How to Grow Your Brand As A Tax Pro

By Chuck | November 12, 2020

Becoming a tax preparer and “hanging up a shingle”, as they say, is one thing. Getting people to trust you to prepare your taxes is another. Sure, your client base will start off with friends and family and their extended network, but if you want to be successful, you’ve got to go beyond that. Establishing yourself as an expert and authority is going to require a little branding and marketing work. The good news is, there are some great tools and resources out there that can help!

Certificates

You know how physicians and lawyers always have their degrees hanging up on the wall? It’s to reassure patients that they have the education necessary to practice medicine. After all, your health is in their hands.

When it comes to the tax industry, the only certifications you can achieve are as an Enrolled Agent or as a Certified Public Accountant. So how do you reassure clients that their finances are safe in your hand if you haven’t earned those titles yet?

The Income Tax School’s Chartered Tax Certificate Programs help you work towards furthering your tax knowledge, help prepare you for the EA Exam, and are nationally recognized. Once you’ve passed our test, we send a certificate to display proudly.

The IRS Annual Filing Season Program is a voluntary IRS tax training program for return preparers that aims to recognize the efforts of non-credentialed return preparers who aspire to a higher level of professionalism. While you don’t earn a certificate, your name is added to the IRS directory each year, showing that you are proficient in basic tax preparation.

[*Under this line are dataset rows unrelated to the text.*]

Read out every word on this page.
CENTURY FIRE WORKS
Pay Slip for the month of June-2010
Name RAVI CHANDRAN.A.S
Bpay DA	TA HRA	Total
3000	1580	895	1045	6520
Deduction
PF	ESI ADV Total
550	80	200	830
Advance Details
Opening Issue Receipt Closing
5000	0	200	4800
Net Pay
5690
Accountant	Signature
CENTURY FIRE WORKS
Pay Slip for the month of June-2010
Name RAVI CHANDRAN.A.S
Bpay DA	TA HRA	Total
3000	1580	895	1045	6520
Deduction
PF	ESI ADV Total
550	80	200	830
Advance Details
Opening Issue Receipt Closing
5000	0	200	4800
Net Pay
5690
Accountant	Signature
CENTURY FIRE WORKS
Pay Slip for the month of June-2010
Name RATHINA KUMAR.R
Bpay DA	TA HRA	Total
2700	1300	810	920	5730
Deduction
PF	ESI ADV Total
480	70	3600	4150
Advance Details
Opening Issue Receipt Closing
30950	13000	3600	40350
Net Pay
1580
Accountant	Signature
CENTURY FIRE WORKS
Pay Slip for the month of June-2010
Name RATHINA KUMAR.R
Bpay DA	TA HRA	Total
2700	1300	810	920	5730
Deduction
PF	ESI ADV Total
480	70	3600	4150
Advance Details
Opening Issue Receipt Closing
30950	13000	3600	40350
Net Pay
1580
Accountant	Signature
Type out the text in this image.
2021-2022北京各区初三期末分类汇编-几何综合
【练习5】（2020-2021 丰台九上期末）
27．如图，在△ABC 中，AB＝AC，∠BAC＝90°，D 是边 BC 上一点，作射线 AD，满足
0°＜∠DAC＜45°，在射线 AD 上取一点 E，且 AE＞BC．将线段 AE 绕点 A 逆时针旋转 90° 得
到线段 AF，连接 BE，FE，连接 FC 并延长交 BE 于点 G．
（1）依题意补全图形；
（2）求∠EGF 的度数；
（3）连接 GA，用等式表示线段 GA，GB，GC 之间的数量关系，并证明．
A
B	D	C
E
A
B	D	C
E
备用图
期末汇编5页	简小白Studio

Any of these certifications are valuable to add to your website, business cards, and social media and marketing.

Thought Leadership

Another great way to establish your brand and share your expertise is through blog writing, article contributions, and speaking engagements. By demonstrating your knowledge and offering advice, clients feel more confident in their choice to hire you as their trusted tax advisor.

Ways to establish thought leadership include:

  • Publishing helpful posts on your business blog or your LinkedIn profile
  • Contributing to other tax publications as a guest author
  • Building a rapport with local press so you are quoted and consulted for articles
  • Connecting with other business associations and speaking at their events
  • Holding webinars and Facebook Live sessions focused on consumer needs or concerns

Thought leadership takes time but if you do the work, you’ll further your brand. Be authentic, credible, and offer value. That’s how you establish yourself as a go-to tax pro.

Establish Yourself in the Industry

In addition to becoming a thought leader in your community, you want to make sure you establish yourself in the industry. It says a lot when you’re the one other tax pros turn to for industry insight.

  • Join tax associations and get involved
  • Become a mentor
  • Join the board of a tax association
  • Contribute to industry publications
  • Become a curriculum developer

One great way to show you know your stuff? Become a curriculum developer with The Income Tax School. Being able to market yourself in that way can have a huge impact on your credibility, like it did for ITS Curriculum Developer, Monica Brewer.

Leverage Review Sites

The first thing consumers do when they research service providers is look at reviews. Making sure you have good reviews and ratings online is important! How do you do it? Ask your best customers to write reviews on Google, Facebook, Yelp, and the Better Business Bureau (BBB). You could even incentivize them. The more good (authentic) reviews the better.

The BBB is a great resource for businesses because they offer accreditation and rating badges to trusted businesses to display on their websites and in marketing. BBB ratings represent the BBB’s opinion of how the business is likely to interact with its customers. It’s based on information BBB is able to obtain about the business, including reviews and complaints received from the public.

Branding is about more than logos and fonts. It’s about making a name for yourself and setting yourself apart from your competitors. As a tax professional, your brand should be your voice, your professionalism, and your expertise.